Uncertainty in the Data Engineering Pipeline: From Imputation to Explanation

Machine learning pipelines are commonly evaluated on model accuracy, yet much of the uncertainty that shapes real-world outcomes originates not in the model itself but in the data engineering decisions that precede it. This talk examines two manifestations of that upstream uncertainty and their downstream consequences for trustworthy AI.

The first concerns missing value imputation. Real-world missingness is rarely as clean as Rubin’s classic MCAR/MAR/MNAR taxonomy assumes: datasets exhibit multi-mechanism missingness and missingness shift between training and deployment. Drawing on the Shades-of-Null evaluation suite and the VirnyFlow framework, I will show how imputation strategies induce variation in predictive accuracy, model stability, and fairness across demographic groups, and that these dimensions do not move together. No single best imputer exists; the right choice depends on the missingness regime, the model class, and the stakeholder context.

The second manifestation concerns post-hoc explanations. SHAP-based feature attributions are increasingly used to justify decisions and satisfy regulatory requirements, yet they are surprisingly fragile. Routine transformations such as bucketizing a continuous feature or encoding a categorical one can drastically shift which features are deemed most important, opening the door to inadvertent or adversarial manipulation. Compounding this, explanation multiplicity is the phenomenon of substantial disagreement in feature attributions across repeated runs of the same pipeline, with the model and input held fixed.
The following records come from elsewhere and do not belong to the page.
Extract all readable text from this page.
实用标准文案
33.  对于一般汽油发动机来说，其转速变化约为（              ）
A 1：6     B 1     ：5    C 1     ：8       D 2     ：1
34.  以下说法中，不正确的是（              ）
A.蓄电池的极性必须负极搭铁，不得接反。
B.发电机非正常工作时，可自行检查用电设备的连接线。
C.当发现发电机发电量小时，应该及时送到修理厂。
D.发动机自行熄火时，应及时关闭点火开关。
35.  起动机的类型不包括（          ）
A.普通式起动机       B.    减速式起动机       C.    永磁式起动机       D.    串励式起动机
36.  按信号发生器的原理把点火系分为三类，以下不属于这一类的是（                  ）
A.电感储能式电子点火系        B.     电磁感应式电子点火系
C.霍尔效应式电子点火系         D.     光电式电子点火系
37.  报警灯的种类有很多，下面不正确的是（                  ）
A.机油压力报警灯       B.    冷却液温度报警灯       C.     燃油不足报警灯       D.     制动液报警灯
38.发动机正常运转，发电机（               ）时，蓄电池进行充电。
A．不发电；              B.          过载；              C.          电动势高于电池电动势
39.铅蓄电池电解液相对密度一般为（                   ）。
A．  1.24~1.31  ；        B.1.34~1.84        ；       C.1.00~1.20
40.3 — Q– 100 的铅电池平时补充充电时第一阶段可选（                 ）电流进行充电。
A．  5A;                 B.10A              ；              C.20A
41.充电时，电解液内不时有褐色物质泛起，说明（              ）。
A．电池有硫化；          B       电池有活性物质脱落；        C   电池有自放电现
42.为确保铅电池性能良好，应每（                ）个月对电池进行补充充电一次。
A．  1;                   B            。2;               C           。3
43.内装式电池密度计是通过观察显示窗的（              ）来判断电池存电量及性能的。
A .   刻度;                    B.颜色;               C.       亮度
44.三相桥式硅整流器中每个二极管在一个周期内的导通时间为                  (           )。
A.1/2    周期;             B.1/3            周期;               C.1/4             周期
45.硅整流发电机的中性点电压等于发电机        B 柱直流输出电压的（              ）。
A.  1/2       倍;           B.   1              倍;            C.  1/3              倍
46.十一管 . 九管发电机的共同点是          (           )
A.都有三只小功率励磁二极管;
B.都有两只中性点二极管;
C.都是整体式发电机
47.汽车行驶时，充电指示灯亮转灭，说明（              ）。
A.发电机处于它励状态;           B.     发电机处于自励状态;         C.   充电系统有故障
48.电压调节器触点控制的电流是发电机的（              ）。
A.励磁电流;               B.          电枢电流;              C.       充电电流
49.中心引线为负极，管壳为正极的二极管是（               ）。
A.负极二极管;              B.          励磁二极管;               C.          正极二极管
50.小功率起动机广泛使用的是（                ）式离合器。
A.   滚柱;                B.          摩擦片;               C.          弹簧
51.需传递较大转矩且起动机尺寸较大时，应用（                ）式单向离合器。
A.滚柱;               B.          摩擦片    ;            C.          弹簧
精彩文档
It is widespread even for high-confidence predictions, and is systematically masked by commonly used metrics.

Together, these results argue for treating data engineering as a first-class source of uncertainty in responsible ML, and for evaluation frameworks that make this uncertainty visible, measurable, and governable.

Bio

Dr. Julia Stoyanovich is Institute Associate Professor of Computer Science and Engineering, Associate Professor of Data Science, and Director of the Center for Responsible AI (r-ai.co) at New York University. Her mission is to make responsible AI synonymous with AI. She pursues this goal through academic research, education, technology policy, and public engagement. Her research spans data management and AI systems, as well as the ethics and governance of AI. In addition to academic publications, Julia has written for press outlets including the New York Times, the Wall Street Journal, and Le Monde. She holds an M.S. and Ph.D. in Computer Science from Columbia University, and a B.S. in Computer Science and in Mathematics and Statistics from the University of Massachusetts Amherst. She is a recipient of the Presidential Early Career Award for Scientists and Engineers (PECASE) and a Senior Member of the Association for Computing Machinery (ACM).